Mobilization of adsorbed copper and lead from naturally aged soil by bacterial extracellular polymers

Abstract

Sorption of pollutants is a dominant phase transfer process affecting the fate and transport of metals through the subsurface. The movement of contaminants is retarded by sorption to the stationary subsurface porous media and can seriously hinder remediation efforts. Research has shown that the binding of adsorbed metals becomes more pronounced the longer the contaminant is in the subsurface and the release rates of aged metal contaminants have not received the research attention given to freshly added metals in laboratory studies. Metal release rates are also influenced by the presence of dissolved ligands that compete with mineral soil surfaces by providing binding sites. Dissolved organic matter such as bacterial extracellular polymers are common in natural soil solutions and the metal binding properties of bacterial polymers are well established.

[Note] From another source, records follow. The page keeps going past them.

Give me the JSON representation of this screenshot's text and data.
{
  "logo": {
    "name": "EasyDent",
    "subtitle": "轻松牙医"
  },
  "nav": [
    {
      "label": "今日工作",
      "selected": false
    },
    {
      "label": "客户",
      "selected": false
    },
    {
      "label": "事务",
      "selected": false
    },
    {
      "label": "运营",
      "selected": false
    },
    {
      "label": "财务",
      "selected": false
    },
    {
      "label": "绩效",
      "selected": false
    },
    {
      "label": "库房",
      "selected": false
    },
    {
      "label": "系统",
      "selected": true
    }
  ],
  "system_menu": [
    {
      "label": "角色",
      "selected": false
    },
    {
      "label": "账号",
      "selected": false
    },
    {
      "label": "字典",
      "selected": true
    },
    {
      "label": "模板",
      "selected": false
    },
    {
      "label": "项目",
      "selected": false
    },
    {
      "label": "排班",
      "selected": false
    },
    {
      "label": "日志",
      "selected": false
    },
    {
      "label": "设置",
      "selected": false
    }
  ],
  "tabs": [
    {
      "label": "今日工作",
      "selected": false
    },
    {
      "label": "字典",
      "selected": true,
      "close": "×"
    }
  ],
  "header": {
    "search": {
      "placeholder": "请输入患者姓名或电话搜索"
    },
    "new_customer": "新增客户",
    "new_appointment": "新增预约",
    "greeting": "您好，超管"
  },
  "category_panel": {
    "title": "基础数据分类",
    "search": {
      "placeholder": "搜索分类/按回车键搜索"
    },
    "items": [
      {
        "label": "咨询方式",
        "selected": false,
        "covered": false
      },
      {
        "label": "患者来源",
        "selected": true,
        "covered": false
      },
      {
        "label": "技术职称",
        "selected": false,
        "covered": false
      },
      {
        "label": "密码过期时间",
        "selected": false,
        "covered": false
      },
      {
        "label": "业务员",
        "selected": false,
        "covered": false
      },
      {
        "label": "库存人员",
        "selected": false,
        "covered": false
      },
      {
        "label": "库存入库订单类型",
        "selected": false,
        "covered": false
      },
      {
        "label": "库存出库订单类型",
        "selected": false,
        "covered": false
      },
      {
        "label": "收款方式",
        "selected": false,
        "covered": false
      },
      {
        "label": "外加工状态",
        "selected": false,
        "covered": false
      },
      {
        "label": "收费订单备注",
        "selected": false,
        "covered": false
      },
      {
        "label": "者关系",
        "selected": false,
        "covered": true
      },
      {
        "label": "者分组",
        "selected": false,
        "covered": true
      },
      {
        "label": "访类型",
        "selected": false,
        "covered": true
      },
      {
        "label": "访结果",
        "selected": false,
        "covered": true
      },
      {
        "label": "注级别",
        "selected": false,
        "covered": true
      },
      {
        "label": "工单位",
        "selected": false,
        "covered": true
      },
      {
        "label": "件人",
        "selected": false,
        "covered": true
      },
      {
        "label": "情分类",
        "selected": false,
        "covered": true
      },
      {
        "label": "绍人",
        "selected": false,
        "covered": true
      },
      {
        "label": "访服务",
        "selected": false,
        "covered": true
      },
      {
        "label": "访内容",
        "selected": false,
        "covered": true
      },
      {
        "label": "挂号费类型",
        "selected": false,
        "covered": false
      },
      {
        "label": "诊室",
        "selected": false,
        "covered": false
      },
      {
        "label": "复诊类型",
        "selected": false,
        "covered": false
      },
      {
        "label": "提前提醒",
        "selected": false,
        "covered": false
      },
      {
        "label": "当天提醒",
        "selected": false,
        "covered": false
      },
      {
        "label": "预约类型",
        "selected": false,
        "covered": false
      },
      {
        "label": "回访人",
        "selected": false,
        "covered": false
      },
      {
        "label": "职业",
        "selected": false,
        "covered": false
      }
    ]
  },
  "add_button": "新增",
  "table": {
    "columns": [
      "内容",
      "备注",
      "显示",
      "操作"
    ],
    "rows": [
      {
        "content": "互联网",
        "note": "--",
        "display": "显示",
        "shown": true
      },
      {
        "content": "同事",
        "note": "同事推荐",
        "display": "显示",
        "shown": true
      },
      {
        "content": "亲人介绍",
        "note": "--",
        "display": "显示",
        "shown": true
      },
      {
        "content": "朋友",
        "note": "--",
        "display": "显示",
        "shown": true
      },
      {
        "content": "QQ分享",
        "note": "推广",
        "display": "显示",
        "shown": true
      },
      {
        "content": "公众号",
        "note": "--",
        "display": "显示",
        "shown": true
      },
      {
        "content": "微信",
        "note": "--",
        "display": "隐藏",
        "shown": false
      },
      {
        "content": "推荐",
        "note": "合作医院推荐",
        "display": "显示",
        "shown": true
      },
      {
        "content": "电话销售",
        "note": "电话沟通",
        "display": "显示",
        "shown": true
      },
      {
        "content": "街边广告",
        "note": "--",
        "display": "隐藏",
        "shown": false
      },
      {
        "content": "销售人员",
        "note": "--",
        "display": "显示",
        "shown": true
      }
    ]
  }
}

Therefore, binding of metals to dissolved biopolymers may result in mobilization of an adsorbed metal. This is important for cases where the metals are assumed to be relatively immobile such as in the case of land applied biosolids. In addition, naturally occurring adherent bacteria commonly produce extracellular polymers and thus may modify the bioavailability of meal contaminants at the point of their attachment. In this study samples from three sites, one a land applied sludge test site, were used to investigate the ability of bacterial extracellular polymers to release metals from soils with long-term exposures. The presence of ≅200 mg/L bacterial extracellular polymer was found to increase the short-term (less than 350 h) release of Cu and Pb by a factor of 2–4-fold.